Implementation:Run llama Llama index FunctionCallingLLM
| Knowledge Sources | |
|---|---|
| Domains | LLM Integration, Function Calling, Tool Use |
| Last Updated | 2026-02-11 19:00 GMT |
Overview
This module defines the FunctionCallingLLM abstract base class, which extends the base LLM class with function/tool calling capabilities including chat with tools, streaming with tools, and predict-and-call workflows.
Description
The function_calling.py module provides FunctionCallingLLM, an abstract subclass of LLM that adds structured function calling support. This is the base class for all LLM integrations that support native tool/function calling (e.g., OpenAI, Anthropic, Google models).

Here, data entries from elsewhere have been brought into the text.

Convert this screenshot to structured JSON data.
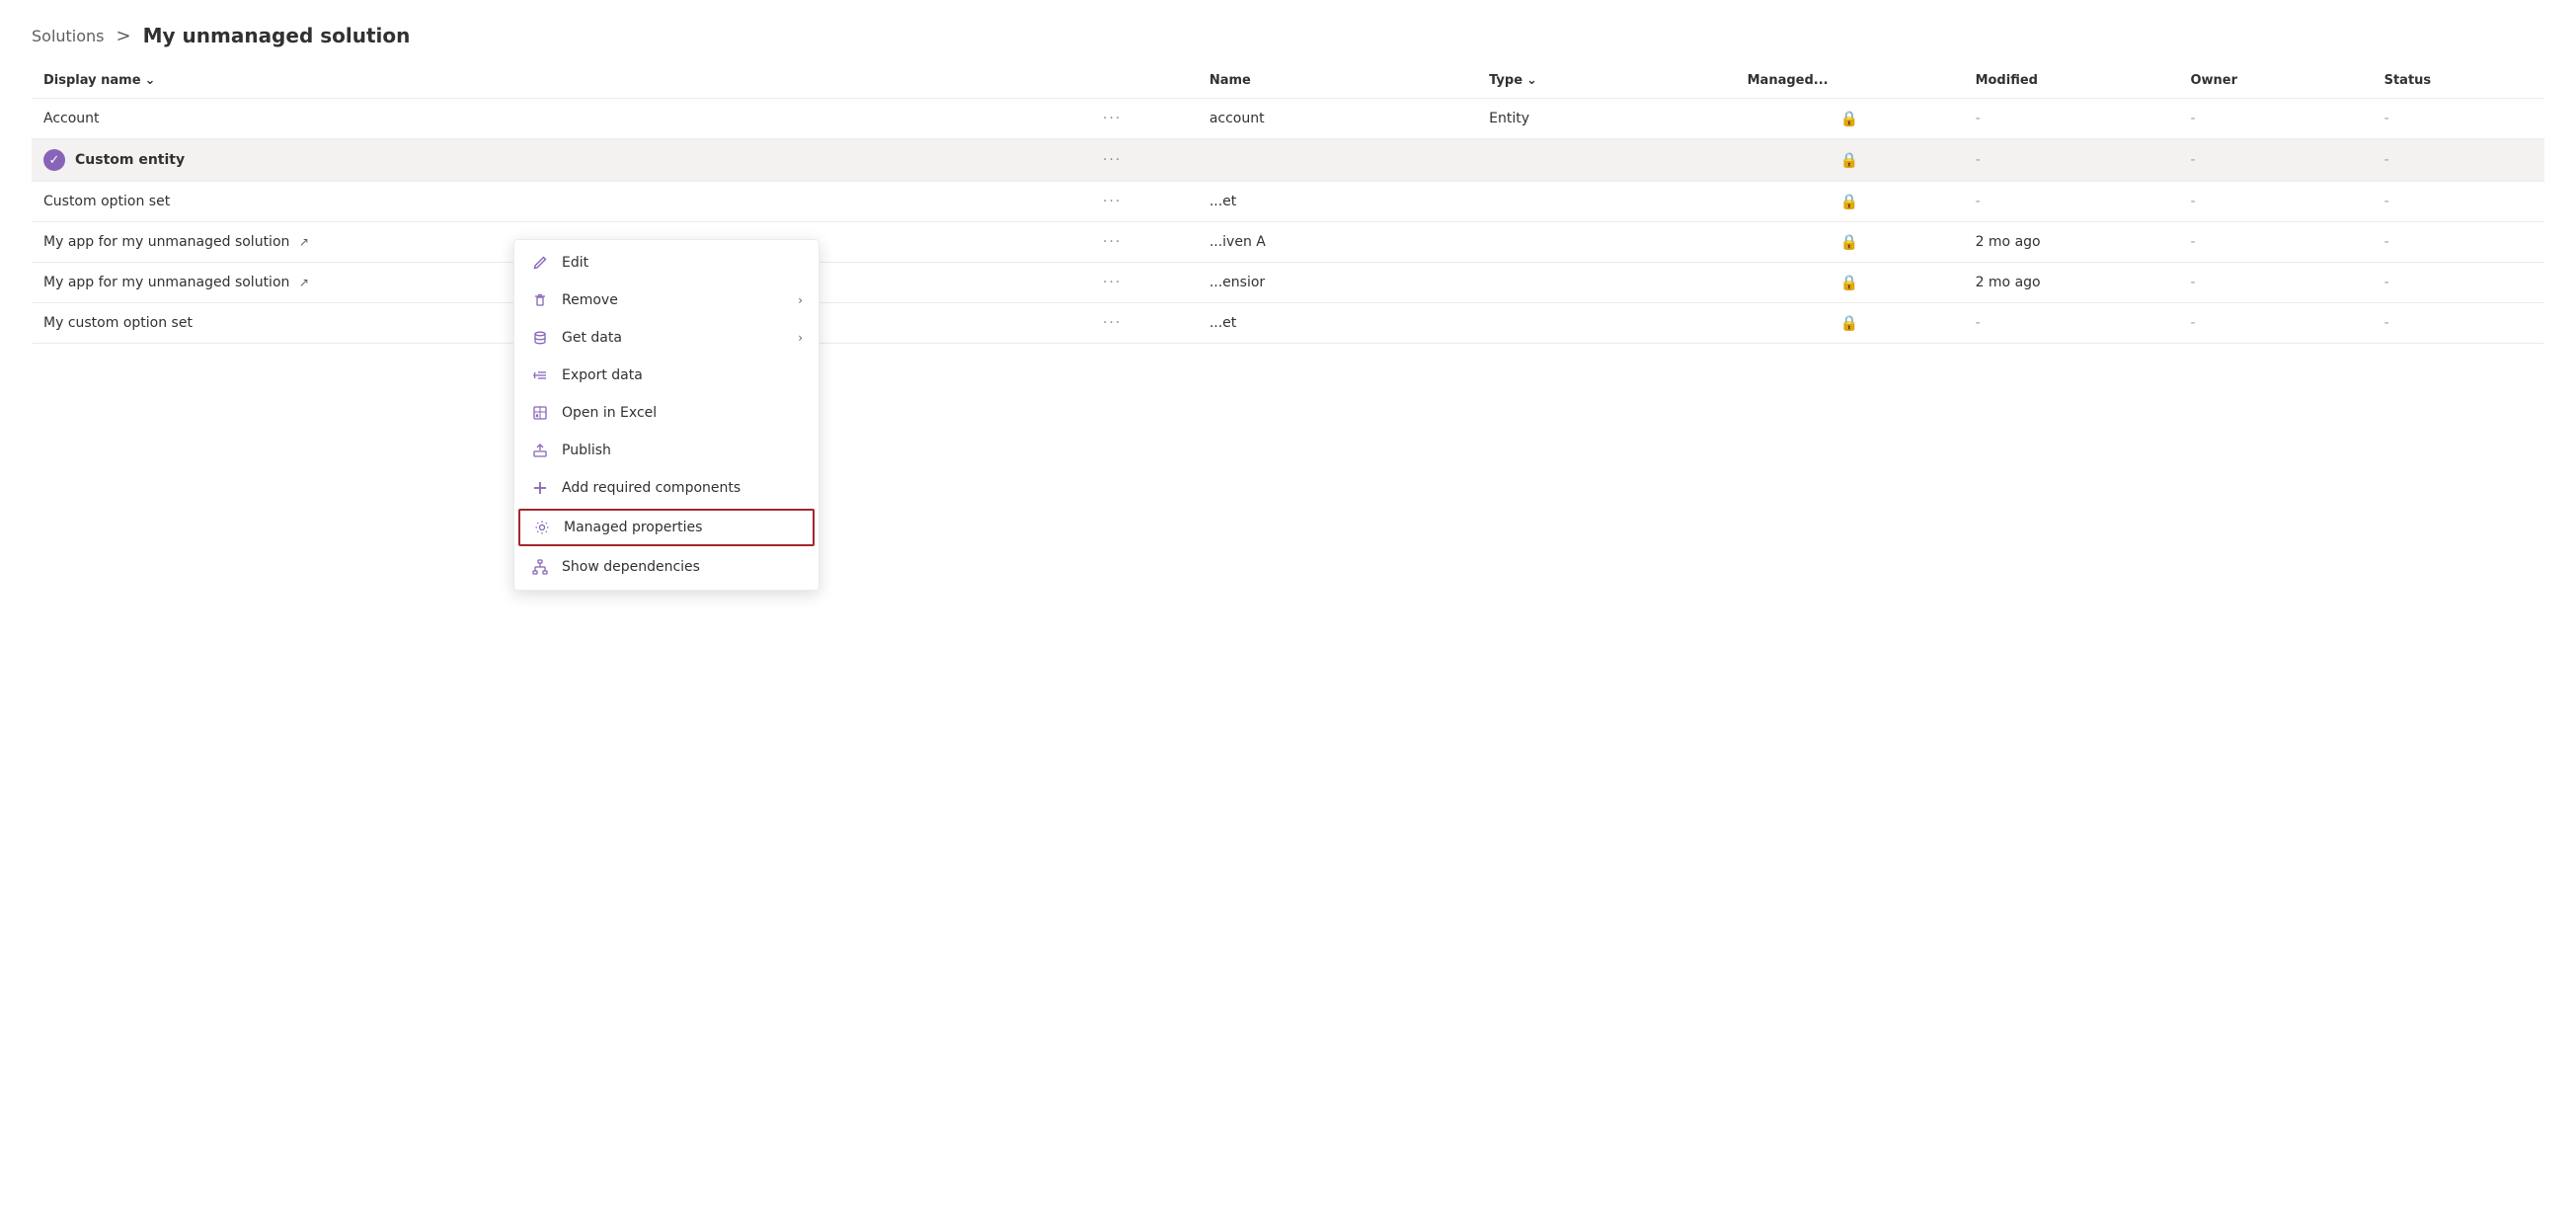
{
  "breadcrumb": {
    "parent": "Solutions",
    "separator": ">",
    "current": "My unmanaged solution"
  },
  "table": {
    "columns": [
      {
        "id": "display_name",
        "label": "Display name",
        "sortable": true
      },
      {
        "id": "dots",
        "label": ""
      },
      {
        "id": "name",
        "label": "Name"
      },
      {
        "id": "type",
        "label": "Type",
        "sortable": true
      },
      {
        "id": "managed",
        "label": "Managed..."
      },
      {
        "id": "modified",
        "label": "Modified"
      },
      {
        "id": "owner",
        "label": "Owner"
      },
      {
        "id": "status",
        "label": "Status"
      }
    ],
    "rows": [
      {
        "id": "row-account",
        "display_name": "Account",
        "has_check": false,
        "has_external_link": false,
        "name": "account",
        "type": "Entity",
        "managed_lock": true,
        "modified": "-",
        "owner": "-",
        "status": "-",
        "selected": false
      },
      {
        "id": "row-custom-entity",
        "display_name": "Custom entity",
        "has_check": true,
        "has_external_link": false,
        "name": "",
        "type": "",
        "managed_lock": true,
        "modified": "-",
        "owner": "-",
        "status": "-",
        "selected": true
      },
      {
        "id": "row-custom-option-set",
        "display_name": "Custom option set",
        "has_check": false,
        "has_external_link": false,
        "name": "...et",
        "type": "",
        "managed_lock": true,
        "modified": "-",
        "owner": "-",
        "status": "-",
        "selected": false
      },
      {
        "id": "row-my-app-1",
        "display_name": "My app for my unmanaged solution",
        "has_check": false,
        "has_external_link": true,
        "name": "...iven A",
        "type": "",
        "managed_lock": true,
        "modified": "2 mo ago",
        "owner": "-",
        "status": "-",
        "selected": false
      },
      {
        "id": "row-my-app-2",
        "display_name": "My app for my unmanaged solution",
        "has_check": false,
        "has_external_link": true,
        "name": "...ensior",
        "type": "",
        "managed_lock": true,
        "modified": "2 mo ago",
        "owner": "-",
        "status": "-",
        "selected": false
      },
      {
        "id": "row-my-custom-option-set",
        "display_name": "My custom option set",
        "has_check": false,
        "has_external_link": false,
        "name": "...et",
        "type": "",
        "managed_lock": true,
        "modified": "-",
        "owner": "-",
        "status": "-",
        "selected": false
      }
    ]
  },
  "context_menu": {
    "items": [
      {
        "id": "edit",
        "label": "Edit",
        "icon": "edit",
        "has_arrow": false,
        "highlighted": false
      },
      {
        "id": "remove",
        "label": "Remove",
        "icon": "trash",
        "has_arrow": true,
        "highlighted": false
      },
      {
        "id": "get-data",
        "label": "Get data",
        "icon": "database",
        "has_arrow": true,
        "highlighted": false
      },
      {
        "id": "export-data",
        "label": "Export data",
        "icon": "export",
        "has_arrow": false,
        "highlighted": false
      },
      {
        "id": "open-excel",
        "label": "Open in Excel",
        "icon": "excel",
        "has_arrow": false,
        "highlighted": false
      },
      {
        "id": "publish",
        "label": "Publish",
        "icon": "publish",
        "has_arrow": false,
        "highlighted": false
      },
      {
        "id": "add-required",
        "label": "Add required components",
        "icon": "plus",
        "has_arrow": false,
        "highlighted": false
      },
      {
        "id": "managed-properties",
        "label": "Managed properties",
        "icon": "gear",
        "has_arrow": false,
        "highlighted": true
      },
      {
        "id": "show-dependencies",
        "label": "Show dependencies",
        "icon": "dependencies",
        "has_arrow": false,
        "highlighted": false
      }
    ]
  }
}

FunctionCallingLLM provides several key method groups:
Chat with Tools Methods:
- chat_with_tools - Synchronous method that prepares tool-augmented chat arguments via _prepare_chat_with_tools_compat, calls self.chat, and validates the response
- achat_with_tools - Asynchronous counterpart using self.achat
- stream_chat_with_tools - Streaming variant using self.stream_chat (no validation for streaming outputs)

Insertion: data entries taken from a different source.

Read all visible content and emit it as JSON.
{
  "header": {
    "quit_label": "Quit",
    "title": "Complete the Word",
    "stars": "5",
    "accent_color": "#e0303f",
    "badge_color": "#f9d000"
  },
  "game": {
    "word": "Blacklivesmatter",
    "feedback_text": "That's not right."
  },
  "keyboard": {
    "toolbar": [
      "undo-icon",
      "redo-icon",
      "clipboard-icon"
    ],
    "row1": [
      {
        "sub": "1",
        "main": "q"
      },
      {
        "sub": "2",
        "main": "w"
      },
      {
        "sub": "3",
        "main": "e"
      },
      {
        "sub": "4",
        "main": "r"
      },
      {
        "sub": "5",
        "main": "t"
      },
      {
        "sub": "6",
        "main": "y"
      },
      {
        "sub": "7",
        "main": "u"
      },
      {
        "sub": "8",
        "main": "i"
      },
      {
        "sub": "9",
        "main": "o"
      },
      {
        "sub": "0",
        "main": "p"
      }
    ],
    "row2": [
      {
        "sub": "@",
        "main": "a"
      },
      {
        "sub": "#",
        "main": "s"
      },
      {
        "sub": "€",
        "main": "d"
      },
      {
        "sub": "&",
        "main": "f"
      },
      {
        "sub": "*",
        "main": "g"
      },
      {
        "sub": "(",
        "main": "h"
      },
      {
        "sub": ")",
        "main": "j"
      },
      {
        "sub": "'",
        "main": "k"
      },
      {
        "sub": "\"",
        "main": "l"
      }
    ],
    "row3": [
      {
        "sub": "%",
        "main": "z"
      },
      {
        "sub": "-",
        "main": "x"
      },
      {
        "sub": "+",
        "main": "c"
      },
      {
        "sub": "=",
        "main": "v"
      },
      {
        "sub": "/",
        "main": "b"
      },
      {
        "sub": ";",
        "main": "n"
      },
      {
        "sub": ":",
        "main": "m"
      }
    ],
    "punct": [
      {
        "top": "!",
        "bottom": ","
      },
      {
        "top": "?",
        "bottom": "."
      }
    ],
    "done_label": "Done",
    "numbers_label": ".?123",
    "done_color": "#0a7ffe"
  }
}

- astream_chat_with_tools - Async streaming variant using self.astream_chat
All four methods accept tools (a sequence of BaseTool), optional user_msg (string or ChatMessage), optional chat_history, verbose flag, allow_parallel_tool_calls flag, and tool_required flag.
Tool Preparation Methods:
- _prepare_chat_with_tools - Abstract method that subclasses must implement to convert tools into the LLM-specific format and return a kwargs dictionary suitable for self.chat
- _prepare_chat_with_tools_compat - Compatibility wrapper that checks (using the cached _supports_tool_required helper) whether the subclass's _prepare_chat_with_tools implementation supports the tool_required parameter, and omits it if not supported (with a logged warning)

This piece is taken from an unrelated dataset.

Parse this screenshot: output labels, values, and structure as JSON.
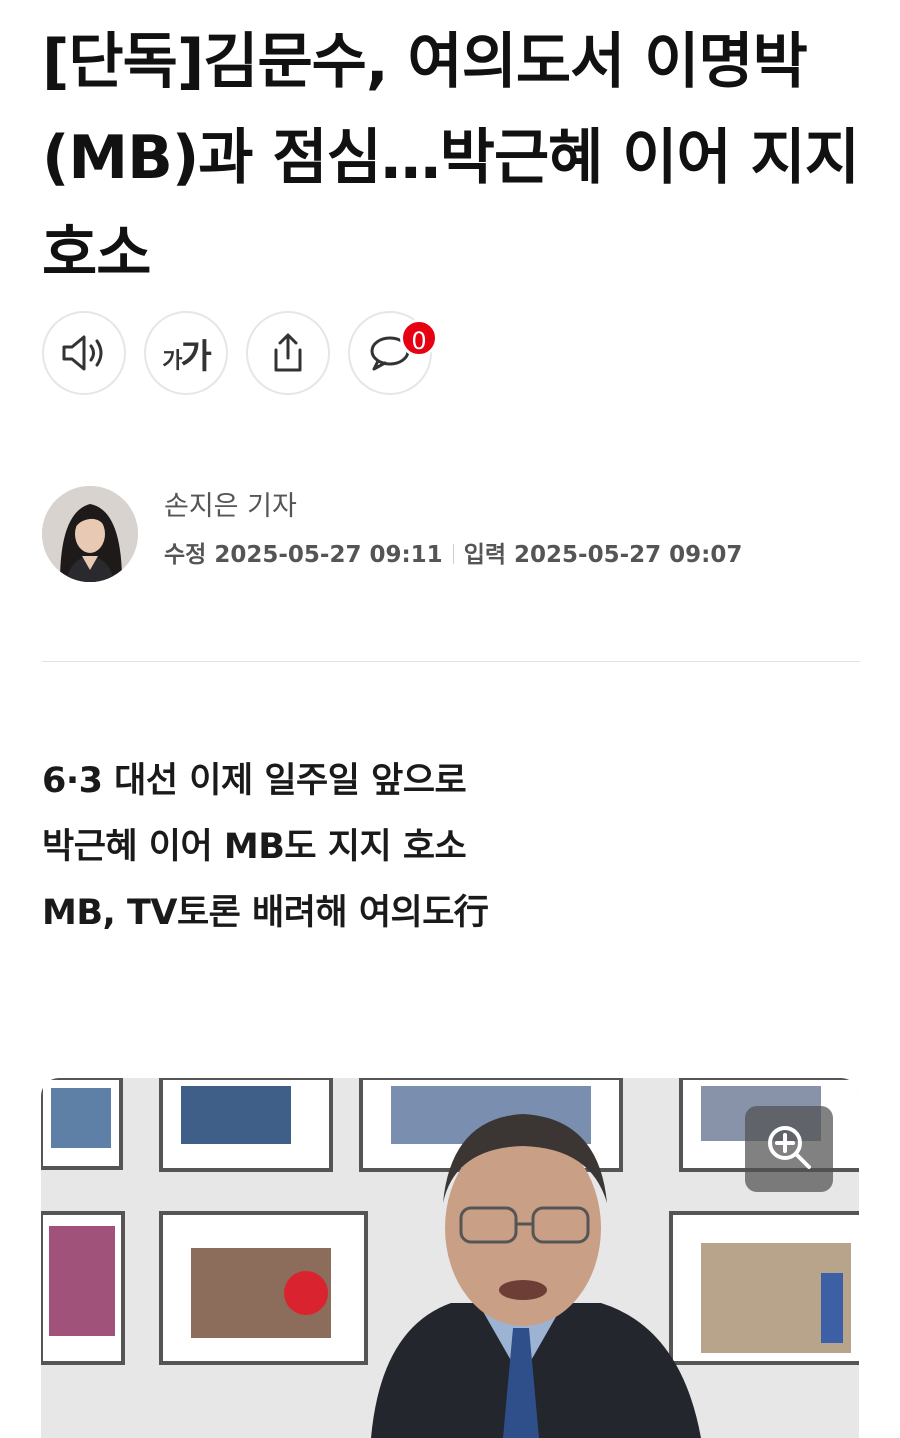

- _validate_chat_with_tools_response - Hook for subclasses to validate the chat response (default is passthrough)
Tool Extraction:
- get_tool_calls_from_response - Extracts ToolSelection objects from a ChatResponse. Raises NotImplementedError by default; subclasses must override.
Predict and Call Methods:
- predict_and_call - End-to-end synchronous method that calls chat_with_tools, extracts tool calls, executes them using call_tool_with_selection, and returns an AgentChatResponse. Handles parallel tool calls by concatenating outputs. Falls back to the parent LLM.predict_and_call if the model does not report is_function_calling_model.
- apredict_and_call - Async counterpart that uses achat_with_tools and asyncio.gather for parallel tool execution via acall_tool_with_selection.
Both predict_and_call methods support error_on_no_tool_call and error_on_tool_error flags for controlling error behavior.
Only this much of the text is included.